Couverture du Prologue n°246, où cet article a paru en janvier 1992 © ORW

1956 avait été pour la Pologne musicale une année marquante : la fin du stalinisme libérait la nouvelle génération du carcan du réalisme socialiste et d’une certaine insistance sur le folklore. Le Festival d’Automne de Varsovie, créé cette même année, ne fut néanmoins pas ce creuset tant attendu où les nouvelles générations auraient pu s’épanouir. L’arrière-garde post-romantique et l’influence néo-classique en direct de France -notamment représentée par ces jeunes compositeurs qui avaient eu la chance de recevoir une bourse d’Etat pour étudier à Paris auprès de Nadia Boulanger- entravaient encore le monde polonais de la composition. En 1958, l’avant-garde vient d’ailleurs, de Darmstadt plus exactement, où règnent Boulez, Stockhausen et Cage.
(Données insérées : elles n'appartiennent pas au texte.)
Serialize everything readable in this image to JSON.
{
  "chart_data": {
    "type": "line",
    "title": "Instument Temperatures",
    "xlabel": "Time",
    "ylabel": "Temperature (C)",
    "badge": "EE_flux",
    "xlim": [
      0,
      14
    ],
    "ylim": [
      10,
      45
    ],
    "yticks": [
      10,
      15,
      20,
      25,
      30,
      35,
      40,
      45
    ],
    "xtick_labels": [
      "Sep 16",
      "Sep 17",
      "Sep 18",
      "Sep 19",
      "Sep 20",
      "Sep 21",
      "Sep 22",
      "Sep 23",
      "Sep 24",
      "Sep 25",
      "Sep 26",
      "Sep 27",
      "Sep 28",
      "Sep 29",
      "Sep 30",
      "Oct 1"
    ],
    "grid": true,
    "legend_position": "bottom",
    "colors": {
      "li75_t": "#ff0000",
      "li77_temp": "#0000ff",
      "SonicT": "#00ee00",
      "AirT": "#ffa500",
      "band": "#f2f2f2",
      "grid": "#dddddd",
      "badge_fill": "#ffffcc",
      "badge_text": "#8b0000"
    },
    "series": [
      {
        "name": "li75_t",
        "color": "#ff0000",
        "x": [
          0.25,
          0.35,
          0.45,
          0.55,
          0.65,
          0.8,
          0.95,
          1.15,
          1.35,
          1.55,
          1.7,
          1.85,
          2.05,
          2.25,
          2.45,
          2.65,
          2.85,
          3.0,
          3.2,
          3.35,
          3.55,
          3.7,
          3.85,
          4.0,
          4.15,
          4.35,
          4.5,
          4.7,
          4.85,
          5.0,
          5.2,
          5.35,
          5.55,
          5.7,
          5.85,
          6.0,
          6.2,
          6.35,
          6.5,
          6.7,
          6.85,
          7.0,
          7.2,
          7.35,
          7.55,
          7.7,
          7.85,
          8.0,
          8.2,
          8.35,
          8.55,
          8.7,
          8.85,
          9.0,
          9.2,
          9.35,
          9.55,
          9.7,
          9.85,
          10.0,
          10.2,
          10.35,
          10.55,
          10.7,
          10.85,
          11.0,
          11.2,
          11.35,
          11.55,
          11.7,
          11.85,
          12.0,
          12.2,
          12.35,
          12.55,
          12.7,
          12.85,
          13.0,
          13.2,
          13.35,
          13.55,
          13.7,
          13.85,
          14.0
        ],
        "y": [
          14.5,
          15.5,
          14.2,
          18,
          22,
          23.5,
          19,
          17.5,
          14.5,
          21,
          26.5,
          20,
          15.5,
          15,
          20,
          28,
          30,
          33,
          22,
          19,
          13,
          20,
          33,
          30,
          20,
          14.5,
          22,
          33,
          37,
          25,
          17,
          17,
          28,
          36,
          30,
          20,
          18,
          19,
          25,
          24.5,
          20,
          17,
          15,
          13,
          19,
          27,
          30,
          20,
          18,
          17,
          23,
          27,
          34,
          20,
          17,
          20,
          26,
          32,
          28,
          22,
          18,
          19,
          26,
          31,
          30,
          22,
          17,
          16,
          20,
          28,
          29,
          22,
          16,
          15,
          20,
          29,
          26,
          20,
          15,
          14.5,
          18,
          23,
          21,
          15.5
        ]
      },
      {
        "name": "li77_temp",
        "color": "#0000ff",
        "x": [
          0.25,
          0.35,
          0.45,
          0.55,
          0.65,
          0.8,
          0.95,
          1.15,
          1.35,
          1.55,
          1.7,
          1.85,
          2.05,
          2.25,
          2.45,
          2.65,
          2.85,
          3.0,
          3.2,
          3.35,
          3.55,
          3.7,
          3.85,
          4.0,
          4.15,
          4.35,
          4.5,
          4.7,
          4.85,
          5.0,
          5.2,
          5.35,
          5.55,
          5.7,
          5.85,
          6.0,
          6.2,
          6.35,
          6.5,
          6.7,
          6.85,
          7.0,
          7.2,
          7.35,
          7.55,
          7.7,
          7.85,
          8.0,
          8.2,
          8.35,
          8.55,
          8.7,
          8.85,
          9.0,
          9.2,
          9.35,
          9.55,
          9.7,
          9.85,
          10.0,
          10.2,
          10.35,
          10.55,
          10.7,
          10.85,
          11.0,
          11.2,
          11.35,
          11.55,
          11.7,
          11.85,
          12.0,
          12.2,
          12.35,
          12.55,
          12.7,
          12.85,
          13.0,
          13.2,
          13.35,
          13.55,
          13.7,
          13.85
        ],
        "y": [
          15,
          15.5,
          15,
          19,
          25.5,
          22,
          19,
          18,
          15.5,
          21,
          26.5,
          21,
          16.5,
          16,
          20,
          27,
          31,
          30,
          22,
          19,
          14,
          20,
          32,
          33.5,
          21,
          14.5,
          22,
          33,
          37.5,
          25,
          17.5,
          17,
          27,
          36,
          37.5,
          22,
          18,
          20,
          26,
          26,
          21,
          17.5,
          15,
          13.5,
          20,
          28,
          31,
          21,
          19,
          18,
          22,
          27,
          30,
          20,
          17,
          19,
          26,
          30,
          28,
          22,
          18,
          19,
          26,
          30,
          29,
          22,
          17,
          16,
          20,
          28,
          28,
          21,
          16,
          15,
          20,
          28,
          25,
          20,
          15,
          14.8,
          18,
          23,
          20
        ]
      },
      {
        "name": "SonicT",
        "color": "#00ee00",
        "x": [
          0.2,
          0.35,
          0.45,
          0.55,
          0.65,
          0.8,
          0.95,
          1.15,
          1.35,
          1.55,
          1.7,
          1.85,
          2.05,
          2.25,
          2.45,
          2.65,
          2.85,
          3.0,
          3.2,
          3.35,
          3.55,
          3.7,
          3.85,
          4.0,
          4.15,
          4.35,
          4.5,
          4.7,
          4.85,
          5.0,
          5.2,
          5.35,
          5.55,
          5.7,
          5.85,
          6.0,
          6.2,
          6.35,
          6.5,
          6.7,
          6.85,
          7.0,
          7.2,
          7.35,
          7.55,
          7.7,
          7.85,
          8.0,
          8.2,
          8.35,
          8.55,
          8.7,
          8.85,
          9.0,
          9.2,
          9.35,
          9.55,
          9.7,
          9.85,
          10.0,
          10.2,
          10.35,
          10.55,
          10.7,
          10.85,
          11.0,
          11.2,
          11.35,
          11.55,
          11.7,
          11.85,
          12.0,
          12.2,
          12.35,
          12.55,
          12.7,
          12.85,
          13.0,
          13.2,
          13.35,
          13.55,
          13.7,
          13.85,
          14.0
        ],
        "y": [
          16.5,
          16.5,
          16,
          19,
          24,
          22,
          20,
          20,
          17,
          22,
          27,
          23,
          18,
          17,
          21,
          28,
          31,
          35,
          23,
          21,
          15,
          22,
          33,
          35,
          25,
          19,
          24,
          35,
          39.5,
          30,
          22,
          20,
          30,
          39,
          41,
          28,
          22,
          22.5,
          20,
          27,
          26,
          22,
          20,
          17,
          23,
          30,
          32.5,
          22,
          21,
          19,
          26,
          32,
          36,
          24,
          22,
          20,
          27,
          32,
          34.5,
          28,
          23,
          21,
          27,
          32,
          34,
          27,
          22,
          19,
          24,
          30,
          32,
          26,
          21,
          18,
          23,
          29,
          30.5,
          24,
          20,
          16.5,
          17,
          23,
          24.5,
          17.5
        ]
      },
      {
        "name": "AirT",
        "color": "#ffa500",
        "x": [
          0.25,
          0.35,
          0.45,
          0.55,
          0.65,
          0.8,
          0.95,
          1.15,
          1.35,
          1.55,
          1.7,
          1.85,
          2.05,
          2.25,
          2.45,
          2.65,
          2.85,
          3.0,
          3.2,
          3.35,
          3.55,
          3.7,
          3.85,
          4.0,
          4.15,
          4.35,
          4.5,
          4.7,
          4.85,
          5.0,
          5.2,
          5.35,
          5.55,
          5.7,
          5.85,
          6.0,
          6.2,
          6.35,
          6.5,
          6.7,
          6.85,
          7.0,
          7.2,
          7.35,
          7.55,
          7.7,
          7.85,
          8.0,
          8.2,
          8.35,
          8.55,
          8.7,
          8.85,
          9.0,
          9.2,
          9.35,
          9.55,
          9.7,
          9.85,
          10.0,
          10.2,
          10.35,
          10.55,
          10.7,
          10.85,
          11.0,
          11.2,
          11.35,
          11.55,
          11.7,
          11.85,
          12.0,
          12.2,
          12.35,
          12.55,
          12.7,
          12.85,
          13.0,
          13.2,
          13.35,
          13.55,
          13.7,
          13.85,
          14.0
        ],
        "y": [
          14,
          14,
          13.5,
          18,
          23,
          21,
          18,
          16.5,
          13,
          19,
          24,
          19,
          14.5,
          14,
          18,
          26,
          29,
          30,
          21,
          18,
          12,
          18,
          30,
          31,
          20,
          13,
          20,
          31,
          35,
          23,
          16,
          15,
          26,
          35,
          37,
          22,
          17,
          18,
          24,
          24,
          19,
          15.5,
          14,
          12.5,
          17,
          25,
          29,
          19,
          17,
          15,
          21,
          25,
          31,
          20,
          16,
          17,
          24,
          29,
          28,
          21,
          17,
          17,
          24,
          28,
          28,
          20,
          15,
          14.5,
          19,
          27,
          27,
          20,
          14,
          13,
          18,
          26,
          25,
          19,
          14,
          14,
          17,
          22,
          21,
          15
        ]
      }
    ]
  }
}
C’est l’époque du sérialisme le plus strict, Schönberg y fait déjà figure d’ancêtre et son dodécaphonisme initial qui ne sent plus le soufre est condamné, trop de liberté y reste possible pour ces nouveaux puritains du sériel.

Série : une succession des douze demi-tons de la gamme chromatique présentés dans un ordre déterminé par le compositeur, et qui, moyennant divers aménagements (transposition, renversement, récurrence, transformations rythmiques, etc.), engendrera toute la composition.”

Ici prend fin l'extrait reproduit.